The Discrimination Risk Is Not Hypothetical
AI models are as neutral as the data on which they were trained. If a sector spent ten years predominantly hiring men, a model trained on those decisions learns that men are stronger candidates. Certain word choices correlated with a particular background get weighted into the score. That is structural bias in algorithmic form.
Federgon, the Belgian federation of HR service providers, publishes sector guidelines for recruitment and data management. In the Netherlands, ABU and NBBU publish codes of conduct for handling candidate data. Unia — Belgium’s Interfederal Centre for Equal Opportunities — handles discrimination complaints and has specific focus on algorithmic discrimination. The College voor de Rechten van de Mens in the Netherlands does the same.
An AI tool that has not been actively evaluated for bias is a liability. Not only toward the regulator, but toward every candidate unjustly excluded by an algorithm that no one in your organisation can explain.

Local AI: The Recruiter Decides, the Data Stays In-House
There is a way forward that is both practical and legally coherent. Local AI — a language model running on your own server or workstation, without data reaching an external platform — lets you deploy AI for the administrative weight of recruitment, without the legal exposure of SaaS AI screening.
In concrete terms: AI that reads incoming CVs, structures them, and produces a standardised summary for the recruiter. Not to automatically exclude candidates, but to accelerate the initial screening phase. The recruiter decides. AI supports. Candidate data does not leave the company environment.
The same logic applies to interview records. Selection interviews contain direct quotes, emotional impressions, and personal information shared by candidates in confidence. That data does not belong on a cloud AI platform. Local AI transcribes and structures — on your infrastructure, under your control. And for onboarding: personalised welcome letters and introductory materials generated from contract information that never leaves your own environment.
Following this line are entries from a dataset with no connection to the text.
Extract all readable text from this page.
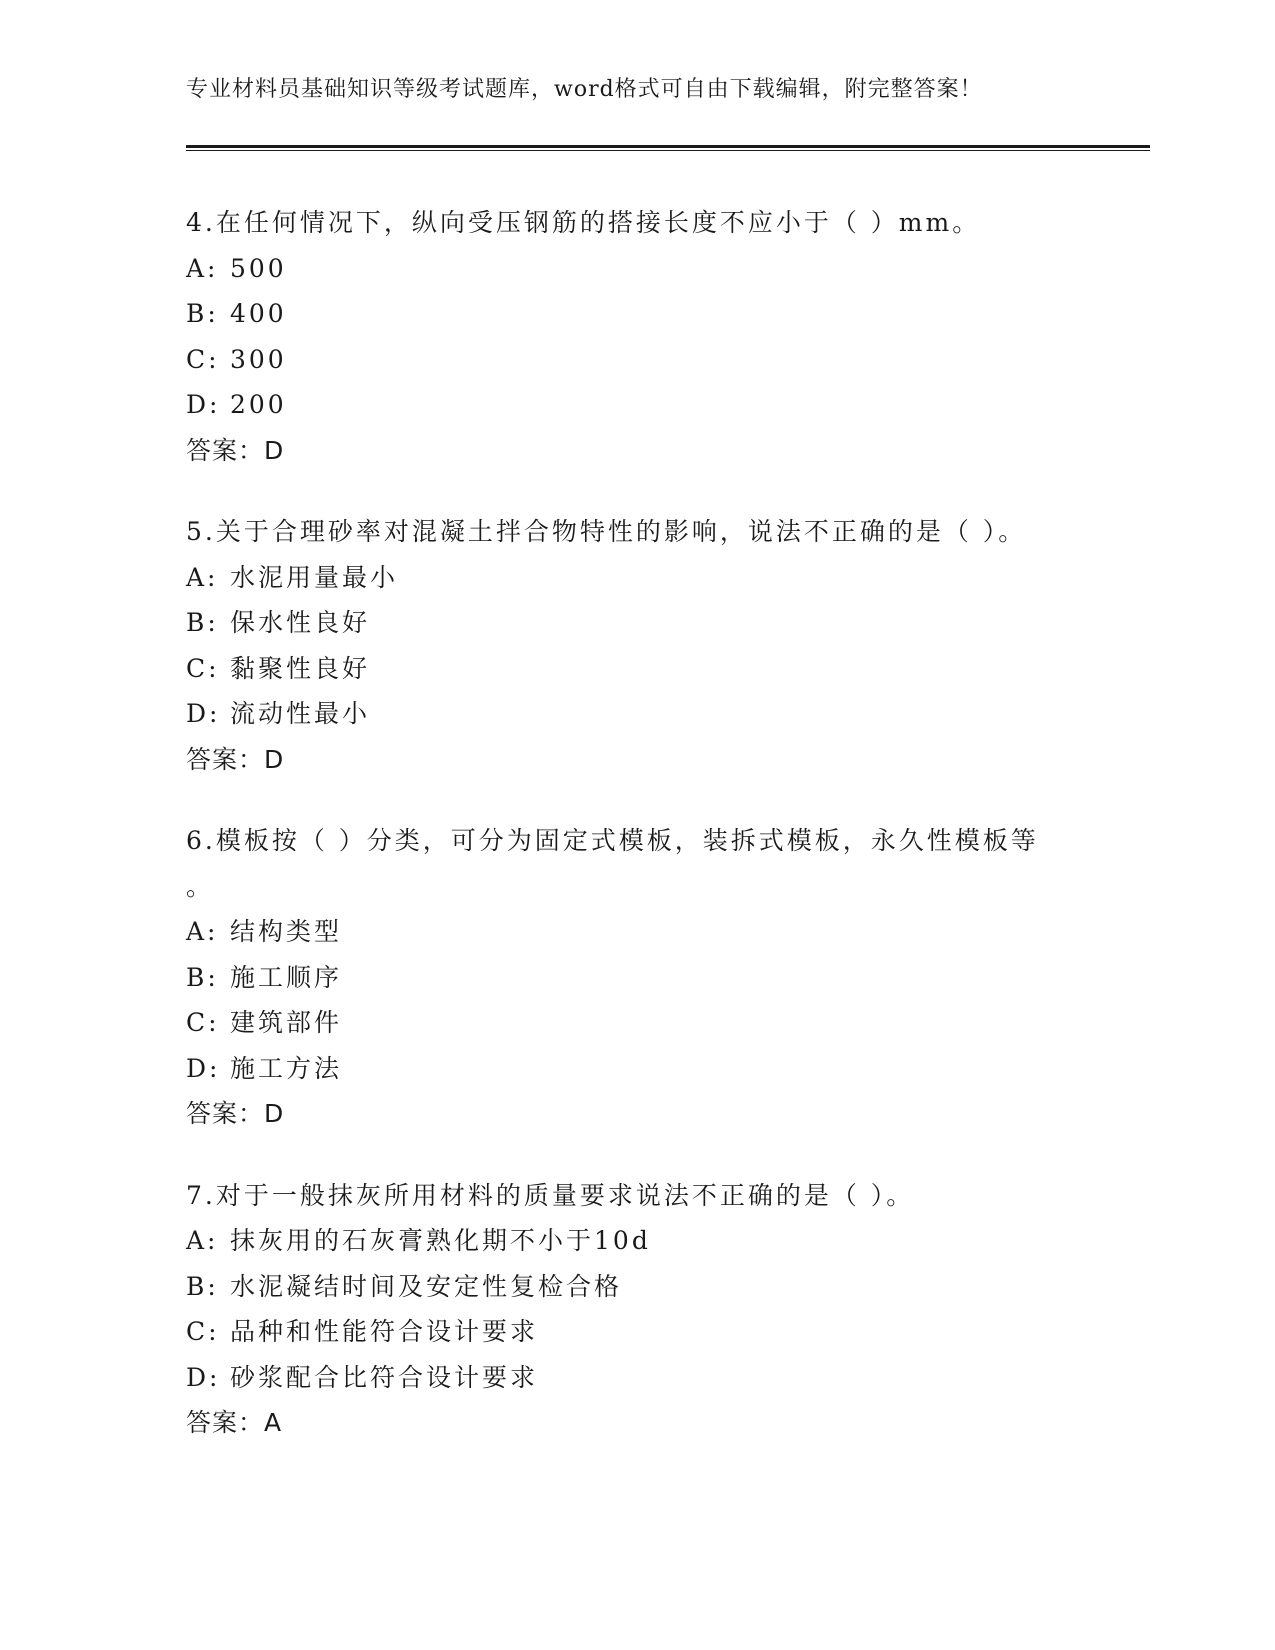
专业材料员基础知识等级考试题库，word格式可自由下载编辑，附完整答案！
4.在任何情况下，纵向受压钢筋的搭接长度不应小于（ ）mm。
A: 500
B: 400
C: 300
D: 200
答案：D
5.关于合理砂率对混凝土拌合物特性的影响，说法不正确的是（ ）。
A: 水泥用量最小
B: 保水性良好
C: 黏聚性良好
D: 流动性最小
答案：D
6.模板按（ ）分类，可分为固定式模板，装拆式模板，永久性模板等
。
A: 结构类型
B: 施工顺序
C: 建筑部件
D: 施工方法
答案：D
7.对于一般抹灰所用材料的质量要求说法不正确的是（ ）。
A: 抹灰用的石灰膏熟化期不小于10d
B: 水泥凝结时间及安定性复检合格
C: 品种和性能符合设计要求
D: 砂浆配合比符合设计要求
答案：A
The result: full control over documentation and transparency, the ability to respond to GDPR Article 22 requests, and no dependence on a cloud provider’s AI Act compliance posture.

Three Concrete Steps
Step 1: Map your current AI tools. Which tools in your recruitment process evaluate, compare, or rank candidates? CV screening software, matching algorithms, video interview analysis — if the answer is yes, it falls under Annex III of the AI Act. Verify whether you, as deployer, hold the required technical documentation.
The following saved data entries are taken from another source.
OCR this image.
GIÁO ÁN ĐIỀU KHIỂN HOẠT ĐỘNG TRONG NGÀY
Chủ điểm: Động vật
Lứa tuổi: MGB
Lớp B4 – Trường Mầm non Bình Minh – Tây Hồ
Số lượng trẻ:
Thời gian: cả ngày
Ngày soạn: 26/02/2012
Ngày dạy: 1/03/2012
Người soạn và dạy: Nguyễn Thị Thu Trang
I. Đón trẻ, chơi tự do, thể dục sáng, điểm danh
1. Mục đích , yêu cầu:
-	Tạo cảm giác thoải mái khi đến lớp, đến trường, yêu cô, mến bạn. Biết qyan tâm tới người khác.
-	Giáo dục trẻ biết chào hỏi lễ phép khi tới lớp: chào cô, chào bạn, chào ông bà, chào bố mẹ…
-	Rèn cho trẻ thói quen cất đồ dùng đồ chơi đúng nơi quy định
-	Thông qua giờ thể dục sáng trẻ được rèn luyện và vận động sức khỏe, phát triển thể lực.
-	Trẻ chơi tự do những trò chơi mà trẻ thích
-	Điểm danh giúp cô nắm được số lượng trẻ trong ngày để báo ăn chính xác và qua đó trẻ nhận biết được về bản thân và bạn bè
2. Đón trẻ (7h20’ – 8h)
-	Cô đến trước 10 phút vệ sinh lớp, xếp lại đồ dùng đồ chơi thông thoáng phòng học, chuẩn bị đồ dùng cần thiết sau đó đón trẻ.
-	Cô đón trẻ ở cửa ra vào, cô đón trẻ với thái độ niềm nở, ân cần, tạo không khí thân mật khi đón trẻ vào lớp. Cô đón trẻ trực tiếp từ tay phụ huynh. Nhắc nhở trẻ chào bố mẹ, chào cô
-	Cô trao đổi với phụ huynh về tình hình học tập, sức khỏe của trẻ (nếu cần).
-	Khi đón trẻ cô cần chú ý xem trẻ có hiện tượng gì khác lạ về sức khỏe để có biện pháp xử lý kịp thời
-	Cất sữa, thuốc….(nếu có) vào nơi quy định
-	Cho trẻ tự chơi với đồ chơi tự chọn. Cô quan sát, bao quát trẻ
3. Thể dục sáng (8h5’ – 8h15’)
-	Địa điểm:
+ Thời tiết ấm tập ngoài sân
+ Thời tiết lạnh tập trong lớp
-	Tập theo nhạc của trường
Step 2: Review your data processing agreements. Every ATS, AI screening tool, assessment platform, or HR cloud service that processes candidate data on your organisation’s behalf requires a data processing agreement. Check that the agreement exists, is current, and addresses AI Act obligations. A valid privacy policy is not the same as AI Act compliance.
Step 3: Consider local AI for candidate data. For CV processing, interview summarisation, and onboarding documents, local AI is a direct solution: AI support for your recruiters without personal data reaching an external server, and with full control over transparency and documentation. The decision stays human. So does the compliance.
The AI Act is not a future concern. Annex III point 4 is in force. If you are deploying AI in your recruitment process today — as a deployer, not as a vendor — the responsibility is yours. That is precisely why the choice of local AI in HR is not a technical preference. It is a legal one.